What Happened: The Mountain View, California company’s managing director for Australia and New Zealand, Mel Silva, told a committee of the Australian Senate that the law’s “arbitration model with bias criteria presents [an] unmanageable financial and operational risk for Google.”

“If this version of the code were to become law, it would give us no real choice but to stop making Google Search available in Australia,” said Silva.

The comments evoked fierce criticism from Prime Minister Scott Morrison who said the country makes rules for “things you can do in Australia.”

“People who want to work with that in Australia, you’re very welcome. But we don’t respond to threats,” said Morrison.

Why It Matters: Australia is due to pass the laws which single out Google and Facebook for paying local media for sharing their content, as per Reuters. Should the tech giants fail to do so, they face hefty fines.

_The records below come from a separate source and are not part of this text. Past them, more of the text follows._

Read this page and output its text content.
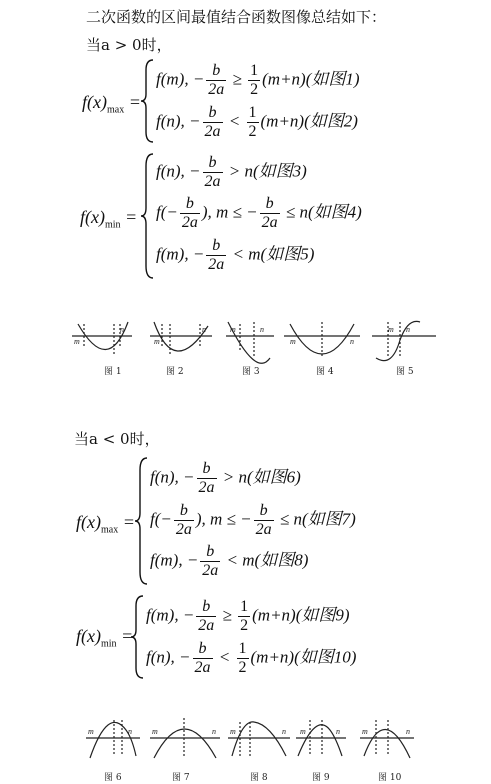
二次函数的区间最值结合函数图像总结如下：
当a > 0时，
$f(x)_{max}$ =
f(m), − $\frac{b}{2a} \ge \frac{1}{2} (m+n)$(如图1)
f(n), − $\frac{b}{2a} < \frac{1}{2} (m+n)$(如图2)
$f(x)_{min}$ =
f(n), − $\frac{b}{2a} > n$(如图3)
$f(- \frac{b}{2a}$ ), m ≤ − $\frac{b}{2a} \le n$(如图4)
f(m), − $\frac{b}{2a} < m$(如图5)
m
n
m
n	m	n
m	n
m n
图 1	图 2	图 3	图 4	图 5
当a < 0时，
$f(x)_{max}$ =
f(n), − $\frac{b}{2a} > n$(如图6)
$f(- \frac{b}{2a}$ ), m ≤ − $\frac{b}{2a} \le n$(如图7)
f(m), − $\frac{b}{2a} < m$(如图8)
$f(x)_{min}$ =
f(m), − $\frac{b}{2a} \ge \frac{1}{2} (m+n)$(如图9)
f(n), − $\frac{b}{2a} < \frac{1}{2} (m+n)$(如图10)
m	n	m	n m	n m	n	m	n
图 6	图 7	图 8	图 9	图 10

See Also: Facebook Won't Let Australians Share Any News, If It's Forced To Share Revenue

The United States government asked Australia to abandon the proposed legislation in favor of a voluntary code this week, noted Reuters.

Price Action: Alphabet Class A and Class C shares closed nearly 0.2% higher at $1,884.15 and $1,891.25 respectively on Thursday. The Class A shares gained 0.27% in the after-hours session, while the Class C shares were up 0.33%.